In recent years, those operating in the regulated payday loans industry have faced a raft of new rules enforced by the Financial Conduct Authority (FCA) and the Competition and Markets Authority (CMA).
The new rules
- From this May, all online lenders are now required to advertise on at least one price comparison site and also to show a link to this.
- Both online and high street payday lenders now need to provide existing customers with a summary of their cost of borrowing. This will say what the total cost of their most recent loan was, as well as the cumulative cost of their borrowing with that lender over the previous 12 months, and how late repayment affected their cost of borrowing.
- In January 2015, the FCA imposed a cap on payday loan costs in January 2015 - this meant interest and fees on all high-cost short-term credit loans were capped at 0.8% per day of the amount borrowed.
- If borrowers cannot repay their loans on time, default charges must not exceed £15. In addition, the total cost, to include fees and interest, is capped at 100% of the original sum. It also means no borrower will ever pay back more than twice what they borrowed.
Has regulation gone too far?
Whilst it was clear that more regulation was needed, it can create significant negative consequences for those it is meant to help. As such, the FCA continues to probe the market and is poised to release the findings of its ‘call for input’ review into the effects of the price cap and if it should be changed. Notably the regulator wants to know whether being set at its present level means more consumers are turning to illegal loan sharks.
This FCA work will also at other aspects of the market including bank overdrafts, specifically those that are unauthorised, as these have been criticised for their high level of charges.
More are being rejected
Higher risk borrowers tend to have far more need for payday loans and this in itself can create a difficult environment for those looking to offer suitable products at the right interest rate while remaining compliant. Tighter acceptance methods mean more are being turned away.
The Consumer Finance Association, which represents payday lenders, says the price cap has already resulted in 600,000 fewer consumers having access to credit. It says the number of loans being approved since 2013 has fallen by 42%. It is understood more are finding it harder to pay their utility and council tax bills as a result.
This is a highly regulated sector
But, where are these customers going? There are fears that more may be using loan sharks, who not only charge more, but can also use threatening behaviour to ensure repayment. While the payday loan sector has faced criticism from some, it should be remembered that there are some firms of good repute, who are not only FCA registered, but they also abide by an industry code of conduct and take risk management seriously.
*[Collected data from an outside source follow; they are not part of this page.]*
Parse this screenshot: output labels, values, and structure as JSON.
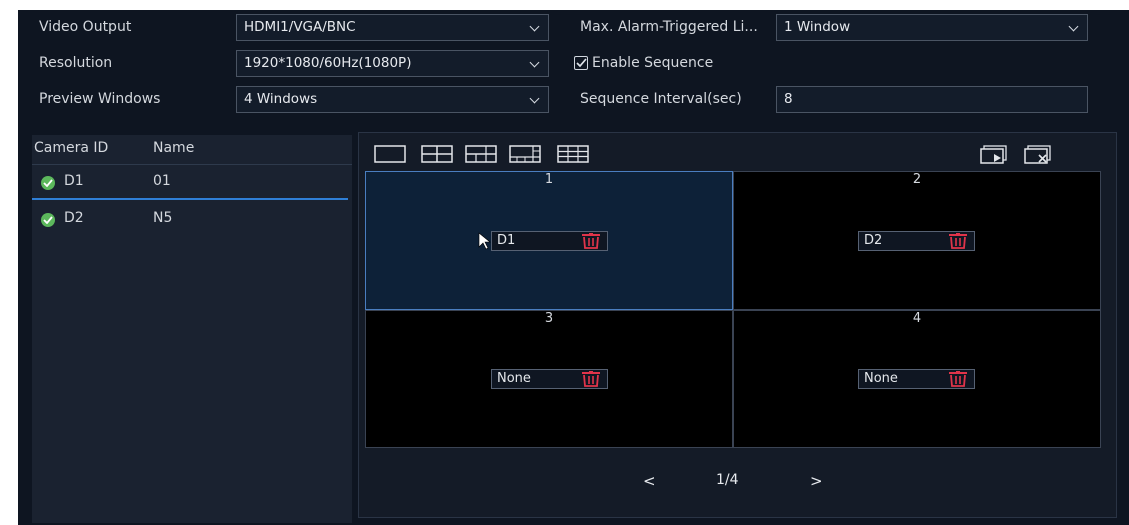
{
  "settings": {
    "video_output": {
      "label": "Video Output",
      "value": "HDMI1/VGA/BNC"
    },
    "resolution": {
      "label": "Resolution",
      "value": "1920*1080/60Hz(1080P)"
    },
    "preview_windows": {
      "label": "Preview Windows",
      "value": "4 Windows"
    },
    "max_alarm": {
      "label": "Max. Alarm-Triggered Li...",
      "value": "1 Window"
    },
    "enable_sequence": {
      "label": "Enable Sequence",
      "checked": true
    },
    "sequence_interval": {
      "label": "Sequence Interval(sec)",
      "value": "8"
    }
  },
  "camera_list": {
    "headers": {
      "id": "Camera ID",
      "name": "Name"
    },
    "rows": [
      {
        "id": "D1",
        "name": "01",
        "status": "online",
        "selected": true
      },
      {
        "id": "D2",
        "name": "N5",
        "status": "online",
        "selected": false
      }
    ]
  },
  "preview": {
    "layouts": [
      "single-window-icon",
      "four-window-icon",
      "six-window-icon",
      "eight-window-icon",
      "nine-window-icon"
    ],
    "sequence_controls": [
      "start-sequence-icon",
      "clear-sequence-icon"
    ],
    "windows": [
      {
        "number": "1",
        "channel": "D1",
        "active": true
      },
      {
        "number": "2",
        "channel": "D2",
        "active": false
      },
      {
        "number": "3",
        "channel": "None",
        "active": false
      },
      {
        "number": "4",
        "channel": "None",
        "active": false
      }
    ],
    "pager": {
      "prev": "<",
      "page": "1/4",
      "next": ">"
    }
  },
  "colors": {
    "background": "#0e1521",
    "accent": "#2f7fd6",
    "online": "#5cb85c",
    "delete": "#e0344a"
  }
}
There is no doubt that payday loans have a place for those who simply cannot make ends meet, whether they are waiting to be paid or have a sudden emergency to pay for – such as a broken boiler in winter, for example.
Many are using them and the Sunday Mirror reported in April that 17 nurses a day were applying for payday loans, in addition to a quarter more requesting hardship grants from the Royal College of Nursing.
Finding a balance is key
There is no doubt a well regulated and transparent payday loans market can offer a helping hand, providing the borrower understands the charges. For risk managers, conducting proper due diligence is essential to ensure these new rules are followed. But also, regulators need to realise if loans can be offered in a well-managed risk framework, then those payday loan providers need regulation that is proportionate.